Sabah oldu, gezimize Navona Meydanı’ndan başladık, burası Roma’ya özgü çeşmeli bir meydan. Neptün Çeşmesi, Dört Nehir Çeşmesi ve Afrikalı Çeşmesi olmak üzere 4 çeşmeyle konumlanmış. Çevresi restoranlarla çevrili olan bu yerde biraz fotoğraf çekip yolumuza devam ediyoruz. Rotamızda Pantheon var tabii, bir yazımızı bu “tüm Tanrıların tapınağı” anlamına gelen müthiş antik başyapıt -kendimi bıraksam bu yazı da Pantheon içerecek sanki- için ayırmıştık, o yüzden burayı anlatmayı es geçerek, yürümeye devam ediyoruz. Ta ta karşımızda 1752 yılında tamamlanan Aşk Çeşmesi var. Bizim turda herkes romantik o yüzden paralar atılsın, dilekler dilensin. Bekleriz hiç sorun değil.

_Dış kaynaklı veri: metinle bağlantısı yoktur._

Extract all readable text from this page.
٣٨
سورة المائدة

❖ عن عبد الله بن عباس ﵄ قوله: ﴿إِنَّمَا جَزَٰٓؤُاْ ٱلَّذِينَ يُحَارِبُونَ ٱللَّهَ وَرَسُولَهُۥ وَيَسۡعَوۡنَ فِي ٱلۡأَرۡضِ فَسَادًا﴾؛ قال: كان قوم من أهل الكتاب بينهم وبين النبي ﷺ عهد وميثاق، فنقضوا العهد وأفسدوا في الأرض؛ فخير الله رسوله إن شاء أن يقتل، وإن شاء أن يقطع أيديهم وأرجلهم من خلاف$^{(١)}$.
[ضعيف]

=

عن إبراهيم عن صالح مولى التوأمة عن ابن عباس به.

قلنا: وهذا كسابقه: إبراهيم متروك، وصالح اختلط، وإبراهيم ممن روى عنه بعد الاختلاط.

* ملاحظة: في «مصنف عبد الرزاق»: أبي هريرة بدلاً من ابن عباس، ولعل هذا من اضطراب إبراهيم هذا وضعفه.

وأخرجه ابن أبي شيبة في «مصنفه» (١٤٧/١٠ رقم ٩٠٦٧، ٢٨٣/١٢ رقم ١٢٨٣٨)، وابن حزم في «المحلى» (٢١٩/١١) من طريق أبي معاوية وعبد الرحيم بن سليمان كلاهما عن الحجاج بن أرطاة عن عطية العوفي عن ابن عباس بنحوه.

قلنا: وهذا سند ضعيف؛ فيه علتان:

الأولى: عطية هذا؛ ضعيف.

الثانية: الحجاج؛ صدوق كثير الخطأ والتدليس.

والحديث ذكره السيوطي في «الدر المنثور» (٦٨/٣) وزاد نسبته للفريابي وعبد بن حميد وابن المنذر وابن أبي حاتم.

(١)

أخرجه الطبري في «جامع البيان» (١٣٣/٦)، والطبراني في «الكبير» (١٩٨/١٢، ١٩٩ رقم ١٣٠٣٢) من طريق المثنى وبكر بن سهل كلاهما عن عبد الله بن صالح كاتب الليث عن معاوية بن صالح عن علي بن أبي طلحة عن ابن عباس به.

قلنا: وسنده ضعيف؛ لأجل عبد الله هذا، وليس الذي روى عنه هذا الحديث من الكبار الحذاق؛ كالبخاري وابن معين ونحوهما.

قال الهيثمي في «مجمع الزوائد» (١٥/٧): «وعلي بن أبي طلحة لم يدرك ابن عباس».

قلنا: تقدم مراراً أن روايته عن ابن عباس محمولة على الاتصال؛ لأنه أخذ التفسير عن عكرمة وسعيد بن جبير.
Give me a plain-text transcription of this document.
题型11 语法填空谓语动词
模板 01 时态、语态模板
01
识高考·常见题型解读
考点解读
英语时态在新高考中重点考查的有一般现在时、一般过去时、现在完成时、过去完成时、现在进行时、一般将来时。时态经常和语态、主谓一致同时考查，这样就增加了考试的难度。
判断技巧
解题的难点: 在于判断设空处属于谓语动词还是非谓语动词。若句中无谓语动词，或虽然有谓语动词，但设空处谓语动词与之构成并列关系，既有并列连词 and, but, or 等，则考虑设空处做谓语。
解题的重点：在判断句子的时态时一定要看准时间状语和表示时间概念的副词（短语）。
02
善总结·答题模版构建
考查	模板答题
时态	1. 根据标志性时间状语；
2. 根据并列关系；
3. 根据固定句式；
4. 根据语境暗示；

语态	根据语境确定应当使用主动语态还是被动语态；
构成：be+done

Maksat bir daha Roma’ya gelmek olsun ve dilensin lütfen!

Aşk Çeşmesi / Roma

Muazzam bir yapı ve kalabalık burası. Bahsettiğim “Roma Tatili” filmini izleyenler buraya orda da çokça şahit olacaklardır. Hava dediğim gibi sıcak mı sıcak, biz isterseniz biraz serinlemek ve kahve molası vermek için sizi Antico Cafe Greco’ya alalım, ne dersiniz? 1760 yılında açılan bu kafe bir müzenin kafe hali gibi. İspanyol Merdivenleri’nin tam karşı sokağında yer alan bu kafe edebiyatçılardan Goethe, Gogol gibi dahilerin misafir olduğu, kim bilir belki ilham alıp eserlerine katkıda bulunduğu bir yer. Bizler ne şanslıyız ki yaklaşık 255 yıl sonra bu havayı soluyoruz. Aldığımız kahve fincanlarında, peçetelerde ve şekerlerde Caffe Greco Roma A.D. 1760 işlemesini görmek bile bir başka hisler doğuruyor. Bazı mekanlar ölümsüzdür! Bu kadar öve öve bitiremediğim kafede sadece kahve içiyoruz, keza tatlılar falan derken epey tuzluya gelecek.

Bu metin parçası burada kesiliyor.